Paralelamente, atuam outros instrumentos de transferência de renda das classes trabalhadoras para o capital externo e seus sócios menores. A liberação do uso de recursos do Fundo de Garantia por Tempo de Serviço (FGTS) no mercado financeiro, estabelecida no início do ano no âmbito do PAC, é uma clara amostra. Outro exemplo é a campanha de ataques à Seguridade Social, insuflada por instituições financeiras interessadas em apropriar-se do dinheiro descontado mensalmente pelos trabalhadores para o INSS e apoiada por entidades da burguesia burocrática, desejosas de compensar com o fim dos encargos previdenciários a sangria que o sistema financeiro lhes impõe com seus juros extorsivos.

Neste processo de aprofundamento da dominação externa, o próprio Estado perde força como elemento de mediação e torna-se, cada vez mais, alvo da rapina desses setores.

A mais clara expressão disto é a tentativa de desmantelamento do arremedo de serviço público existente no Brasil e sua transformação em fonte de lucros para entidades privadas.
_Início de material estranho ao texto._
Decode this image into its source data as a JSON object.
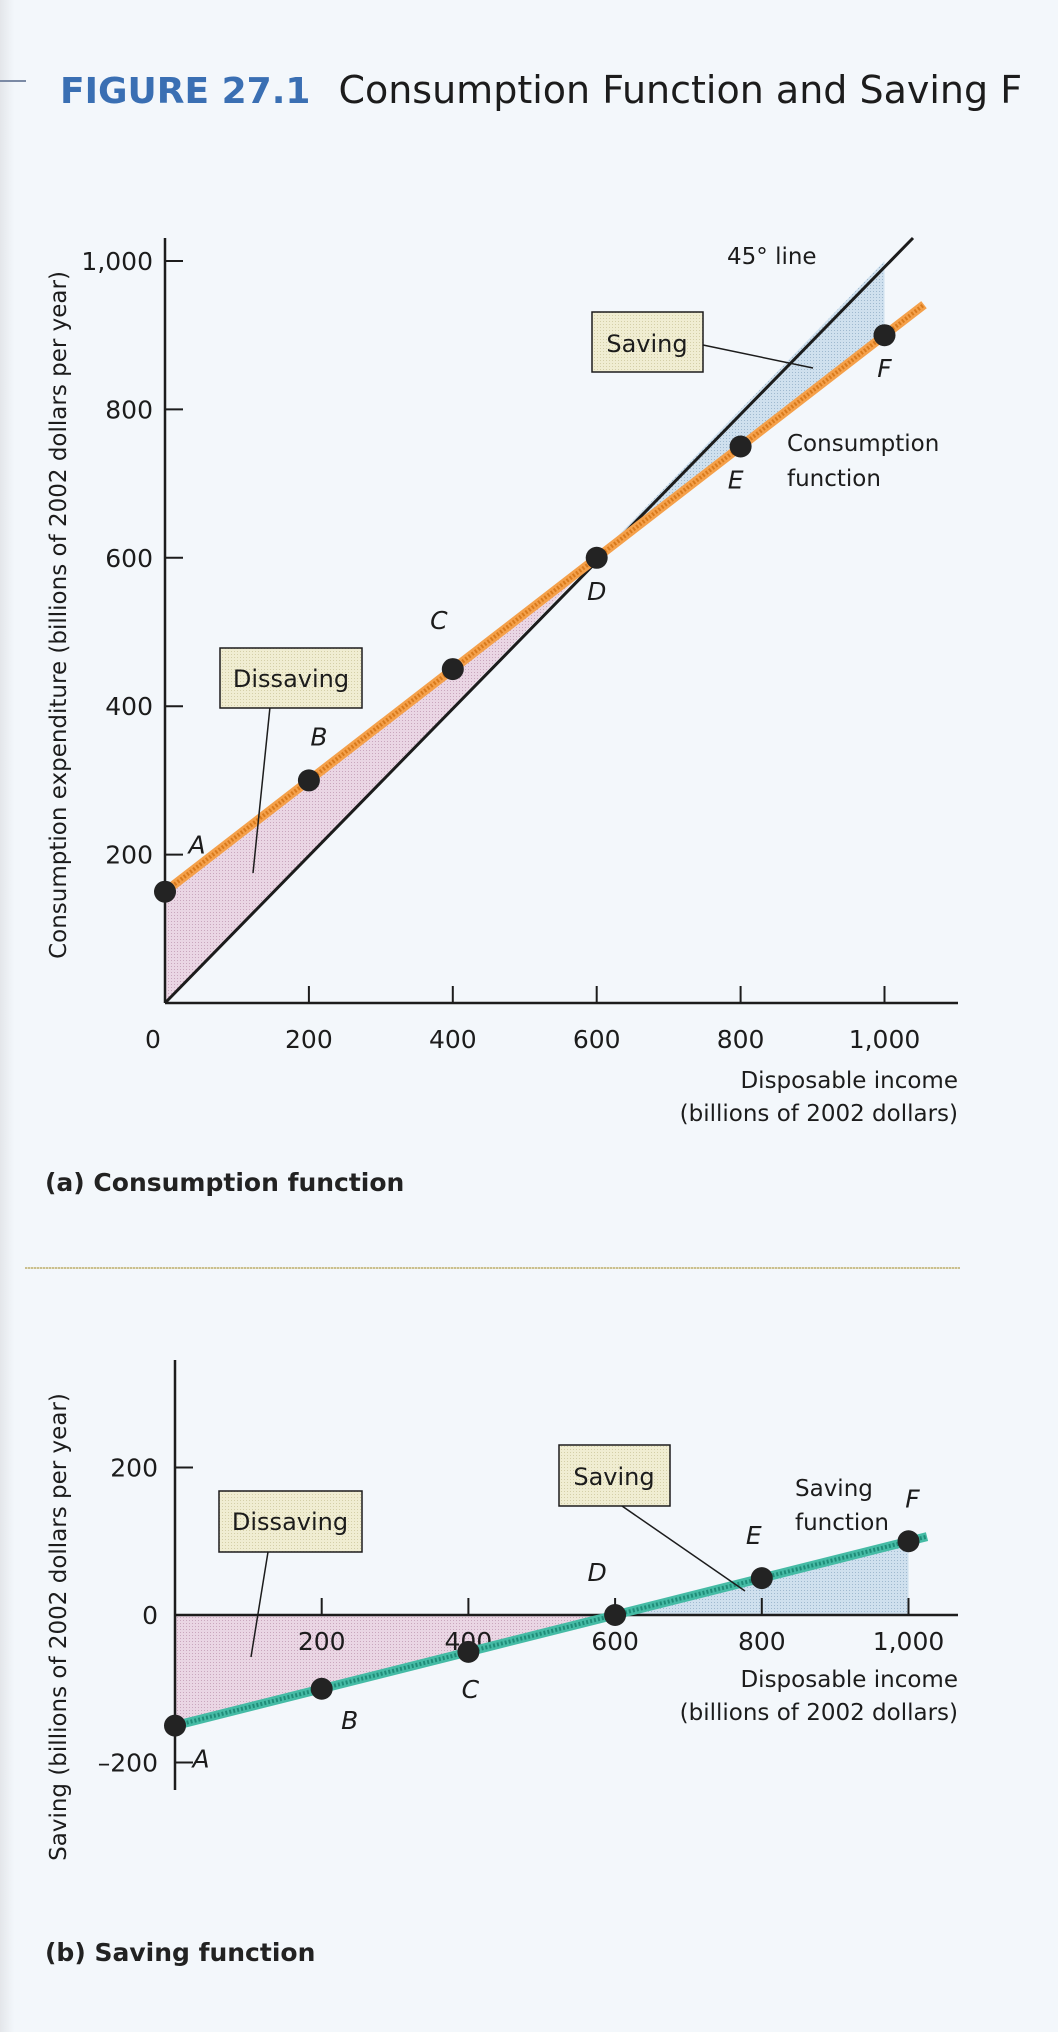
{
  "header": {
    "figure_number": "FIGURE 27.1",
    "figure_title": "Consumption Function and Saving F"
  },
  "colors": {
    "figure_number": "#3a6fb3",
    "consumption_line": "#e88a2e",
    "saving_line": "#2aa08c",
    "line_45": "#1c1c1c",
    "dissaving_fill": "#e7cfe0",
    "saving_fill": "#c9dcec",
    "label_box": "#efeccd",
    "point": "#232323"
  },
  "chart_data": [
    {
      "type": "line",
      "panel": "a",
      "caption": "(a) Consumption function",
      "xlabel": [
        "Disposable income",
        "(billions of 2002 dollars)"
      ],
      "ylabel": "Consumption expenditure (billions of 2002 dollars per year)",
      "xlim": [
        0,
        1080
      ],
      "ylim": [
        0,
        1080
      ],
      "x_ticks": [
        0,
        200,
        400,
        600,
        800,
        1000
      ],
      "x_tick_labels": [
        "0",
        "200",
        "400",
        "600",
        "800",
        "1,000"
      ],
      "y_ticks": [
        200,
        400,
        600,
        800,
        1000
      ],
      "y_tick_labels": [
        "200",
        "400",
        "600",
        "800",
        "1,000"
      ],
      "grid": false,
      "series": [
        {
          "name": "Consumption function",
          "x": [
            0,
            200,
            400,
            600,
            800,
            1000
          ],
          "y": [
            150,
            300,
            450,
            600,
            750,
            900
          ],
          "point_labels": [
            "A",
            "B",
            "C",
            "D",
            "E",
            "F"
          ]
        },
        {
          "name": "45° line",
          "x": [
            0,
            1080
          ],
          "y": [
            0,
            1080
          ]
        }
      ],
      "annotations": {
        "line_45_label": "45° line",
        "function_label": [
          "Consumption",
          "function"
        ],
        "dissaving_box": "Dissaving",
        "saving_box": "Saving"
      },
      "regions": [
        {
          "name": "Dissaving",
          "x_range": [
            0,
            600
          ],
          "between": [
            "Consumption function",
            "45° line"
          ]
        },
        {
          "name": "Saving",
          "x_range": [
            600,
            1000
          ],
          "between": [
            "45° line",
            "Consumption function"
          ]
        }
      ]
    },
    {
      "type": "line",
      "panel": "b",
      "caption": "(b) Saving function",
      "xlabel": [
        "Disposable income",
        "(billions of 2002 dollars)"
      ],
      "ylabel": "Saving (billions of 2002 dollars per year)",
      "xlim": [
        0,
        1080
      ],
      "ylim": [
        -250,
        300
      ],
      "x_ticks": [
        200,
        400,
        600,
        800,
        1000
      ],
      "x_tick_labels": [
        "200",
        "400",
        "600",
        "800",
        "1,000"
      ],
      "y_ticks": [
        200,
        0,
        -200
      ],
      "y_tick_labels": [
        "200",
        "0",
        "–200"
      ],
      "grid": false,
      "series": [
        {
          "name": "Saving function",
          "x": [
            0,
            200,
            400,
            600,
            800,
            1000
          ],
          "y": [
            -150,
            -100,
            -50,
            0,
            50,
            100
          ],
          "point_labels": [
            "A",
            "B",
            "C",
            "D",
            "E",
            "F"
          ]
        }
      ],
      "annotations": {
        "function_label": [
          "Saving",
          "function"
        ],
        "dissaving_box": "Dissaving",
        "saving_box": "Saving"
      },
      "regions": [
        {
          "name": "Dissaving",
          "x_range": [
            0,
            600
          ],
          "between": [
            "x-axis",
            "Saving function"
          ]
        },
        {
          "name": "Saving",
          "x_range": [
            600,
            1000
          ],
          "between": [
            "Saving function",
            "x-axis"
          ]
        }
      ]
    }
  ]
}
Favorecida pela reforma administrativa de 1998, a contratação de funcionários públicos sob o regime celetista em vez do estatutário foi o primeiro golpe desfechado pela administração Cardoso contra a estrutura do Estado (antes, Collor já havia demitido milhares de empregados de diversas entidades da administração pública). A substituição de servidores concursados por pessoal terceirizado — sem garantias e sem concurso — foi o passo seguinte.

O terceiro passo — e mais grave — até então, não havia sido tentado em âmbito federal. Trata-se da delegação a empresas privadas da administração de repartições públicas.

Esta foi a receita aplicada em São Paulo pelo PSDB nos últimos dez anos. O sistema público de Saúde, por exemplo, passou a ser gerido por seus concorrentes da rede privada — uma das marcas da gestão Alckmin. Não há mais concursos: as administrações privadas contratam e demitem quem bem entendem.

Com a proibição da terceirização no serviço público federal pelo Tribunal de Contas da União, observou-se, a partir de 2003, uma tímida recomposição, com a abertura de concursos e a priorização da contratação pelo regime estatutário. Agora, a administração federal dá uma guinada: o Projeto de Lei Complementar 92, enviado ao Congresso em junho, autoriza o exercício de funções públicas por fundações de direito privado em diversas áreas.

Duas delas merecem destaque: Saúde (com expressa menção aos hospitais universitários, que o governo deseja ver transformados em Oscips — Organização da Sociedade Civil de Interesse Público, a exemplo dos hospitais paulistas) e Assistência Social (o que, aliado à campanha contra a Previdência, denota uma clara disposição em desmantelar o sistema de Seguridade Social estabelecido pela Constituição de 1988). A gerência FMI-PT parece definitivamente empenhada em eliminar qualquer vestígio de diferença entre sua administração e a de seu sinistro antecessor.


1 A Infraero — Empresa Brasileira de Infraestrutura Aeroportuária é uma empresa pública federal brasileira, criada pela Lei nº 5862, em 12 de dezembro de 1972, vinculada ao Ministério da Defesa, que administra infra-estrutura aeroportuária e aeronáutica, com 67 aeroportos, 81 unidades de apoio à navegação aérea e 32 terminais de logística de carga.